Radiated power in watts
Enter the surface area and the absolute temperature and the calculator returns the power an ideal blackbody radiates (P = σAT⁴) in watts.
Use kelvin
Temperature must be absolute — use kelvin, not Celsius. Add 273.15 to a Celsius reading before you enter it, so room temperature becomes about 300 K.
What is the Stefan-Boltzmann law?
How temperature drives radiated power
The Stefan-Boltzmann calculator applies the Stefan-Boltzmann law, which says that an ideal blackbody radiates thermal energy at a rate proportional to the fourth power of its absolute temperature. Every warm object emits radiation, and the hotter it is the more it sheds — but the relationship is steep, not gentle. Give the calculator a surface area in square metres and a temperature in kelvin and it returns the total radiated power in watts. It is the number behind a star's luminosity, the heat a glowing filament loses, and the radiative cooling of any warm surface.
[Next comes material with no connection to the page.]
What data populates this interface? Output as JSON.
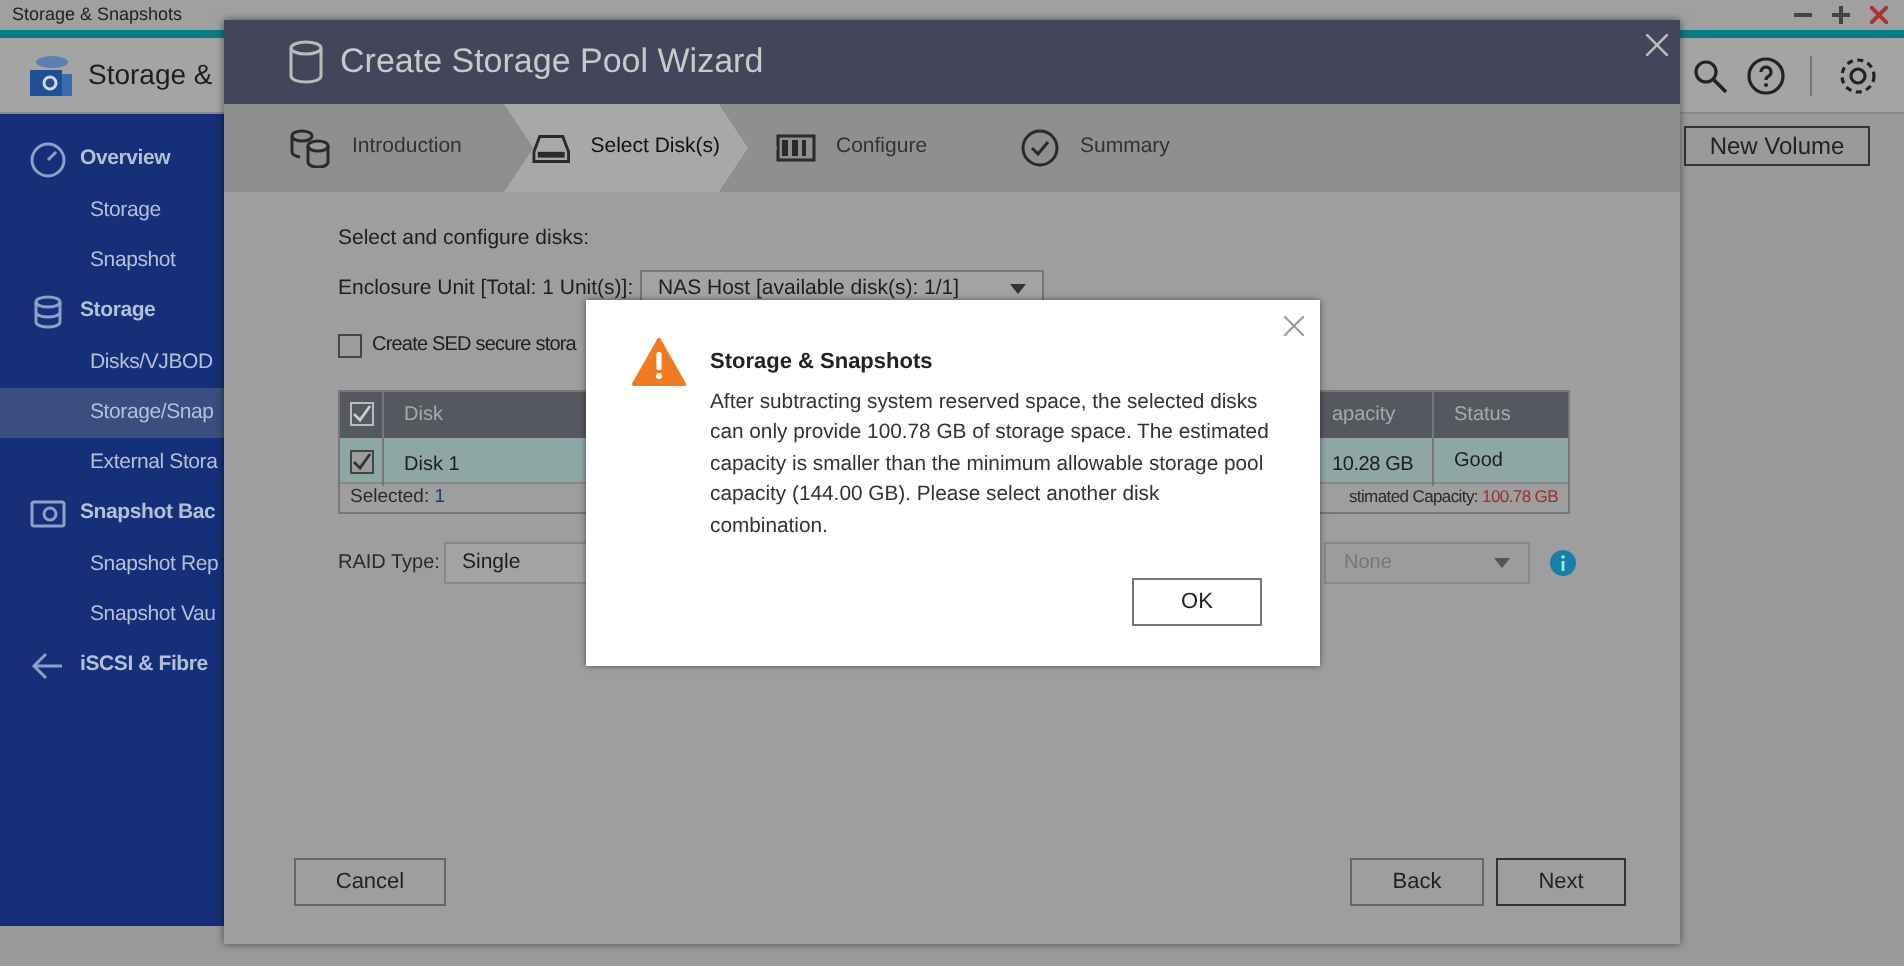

Enter a surface area in square metres and an absolute temperature in kelvin to get the radiated power of an ideal blackbody in watts instantly.
The radiated power is the Stefan-Boltzmann constant σ multiplied by the surface area and by the absolute temperature raised to the fourth power.
P = σ × A × T⁴Here σ is the Stefan-Boltzmann constant, 5.670374419 × 10⁻⁸ W/(m²·K⁴), a fixed constant of nature. Because the temperature is raised to the fourth power, it dominates the result: a small rise in temperature produces a large rise in radiated power. Suppose a 1 m² blackbody sits at 300 K. Raise 300 to the fourth power to get 8.1 × 10⁹, multiply by σ and by the 1 m² area, and the radiated power comes to about 459.3 W. Use square metres and kelvin and the answer comes back in watts.
The law is exact for an idealised surface, but a couple of practical points matter.
Ideal blackbody, absolute temperature, net flux
This calculator assumes an ideal blackbody with emissivity ε = 1 — the maximum any surface can emit. Real surfaces emit less, so multiply the result by their emissivity ε (between 0 and 1): P = ε × σ × A × T⁴. The temperature must be absolute, in kelvin, or T⁴ is meaningless. The figure is the power radiated outward; to find the net heat loss you must subtract the radiation the object absorbs from its surroundings, which depends on the surrounding temperature.